Disebutkannya, rute stasiun masih sama dengan awal yakni di Rangkasbitung, Warunggung dan Cibuah hingga sampai daerah Pandeglang- Labuan dengan panjang 56 kilometer.

“Nanti di stasiun awal Rangkasbitung, kan kalau stasiun Rangkas sudah aktif ya, nah nanti yang dioperasikan di Desa Cibuah, dan Desa Salaraja, Kecamatan Warunggunung pemberhentian akhir di stasiun Labuan. Untuk anggaran reaktivasi saya kurang tahu, itu kewenangan dari Balai,” ucapnya.
Sementara itu, Kepala Bidang Infrastruktur Wilayah (Insfraswil) Bapelitbangda Lebak Teguh menuturkan, dalam mengaktivasi stasiun peninggalan Belanda dibutuhkan anggaran yang besar. Sebab, jalur rel bekas stasiun tersebut banyak yang alih fungsi menjadi permukiman warga.
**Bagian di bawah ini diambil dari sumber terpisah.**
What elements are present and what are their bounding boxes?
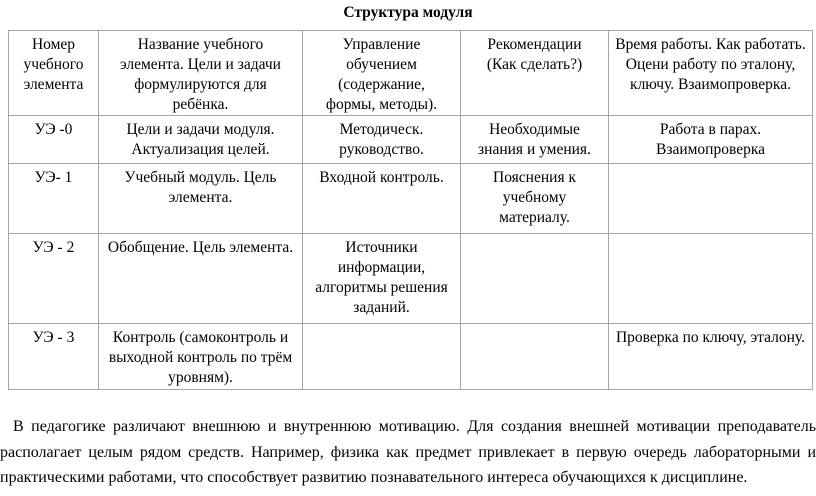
header-cell-element-name: Название учебного элемента. Цели и задачи формулируются для ребёнка. (99, 31, 303, 116)
table-header-row (9, 31, 813, 116)
body-paragraph (0, 414, 816, 491)
table-cell: УЭ - 2 (9, 234, 99, 324)
table-row (9, 324, 813, 390)
table-cell: Цели и задачи модуля. Актуализация целей. (99, 116, 303, 164)
table-cell (461, 324, 609, 390)
table-row (9, 164, 813, 234)
table-cell: Необходимые знания и умения. (461, 116, 609, 164)
table-cell: УЭ- 1 (9, 164, 99, 234)
table-cell: Учебный модуль. Цель элемента. (99, 164, 303, 234)
header-cell-work-time: Время работы. Как работать. Оцени работу по эталону, ключу. Взаимопроверка. (609, 31, 813, 116)
table-cell: Обобщение. Цель элемента. (99, 234, 303, 324)
module-structure-table (8, 30, 813, 390)
table-cell: Входной контроль. (303, 164, 461, 234)
table-cell (461, 234, 609, 324)
table-cell (303, 324, 461, 390)
header-cell-recommendations: Рекомендации (Как сделать?) (461, 31, 609, 116)
paragraph-line: практическими работами, что способствует развитию познавательного интереса обучающихся к дисциплине. (0, 469, 748, 486)
table-row (9, 116, 813, 164)
table-cell: Работа в парах. Взаимопроверка (609, 116, 813, 164)
header-cell-management: Управление обучением (содержание, формы, методы). (303, 31, 461, 116)
table-cell: УЭ -0 (9, 116, 99, 164)
header-cell-element-number: Номер учебного элемента (9, 31, 99, 116)
table-cell: Контроль (самоконтроль и выходной контроль по трём уровням). (99, 324, 303, 390)
table-cell (609, 234, 813, 324)
paragraph-line: В педагогике различают внешнюю и внутреннюю мотивацию. Для создания внешней мотивации преподаватель (13, 418, 816, 435)
table-cell (609, 164, 813, 234)
document-title: Структура модуля (343, 4, 473, 21)
table-cell: Методическ. руководство. (303, 116, 461, 164)
table-cell: Источники информации, алгоритмы решения заданий. (303, 234, 461, 324)
table-cell: Пояснения к учебному материалу. (461, 164, 609, 234)
table-cell: УЭ - 3 (9, 324, 99, 390)
table-row (9, 234, 813, 324)
paragraph-line: располагает целым рядом средств. Например, физика как предмет привлекает в первую очередь лабораторными и (0, 443, 816, 461)
table-cell: Проверка по ключу, эталону. (609, 324, 813, 390)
“Kami sudah melakukan sosialisasi kepada warga sekitar, bahkan pihak Balai juga sudah turun langsung untuk mengukur lahan dan memberikan sosialisasi kepada warga yang terdampak,” ujarnya.
Ia menambahkan, tentunya reaktivasi tersebut akan menghidupkan kembali jalur kereta di Kabupaten Lebak dan Pandeglang.
“Jalur kereta api Labuan-Rangkasbitung adalah jalur kereta api yang menghubungkan stasiun Labuan dengan Stasiun Rangkasbitung, termasuk dalam wilayah Aset I Jakarta,” ucapnya.
Ia menambahkan, untuk kepastian mulai diaktivasi dirinya belum bisa memastikan lantaran pihak perkeretaapian sedang fokus membangun stasiun Ultimate Rangkasbitung.
“2025 juga belum pasti ya, soalnya sekarang masih dibahas dalam kajian. Pokoknya, nanti bisa beroperasi lagi,” tutupnya.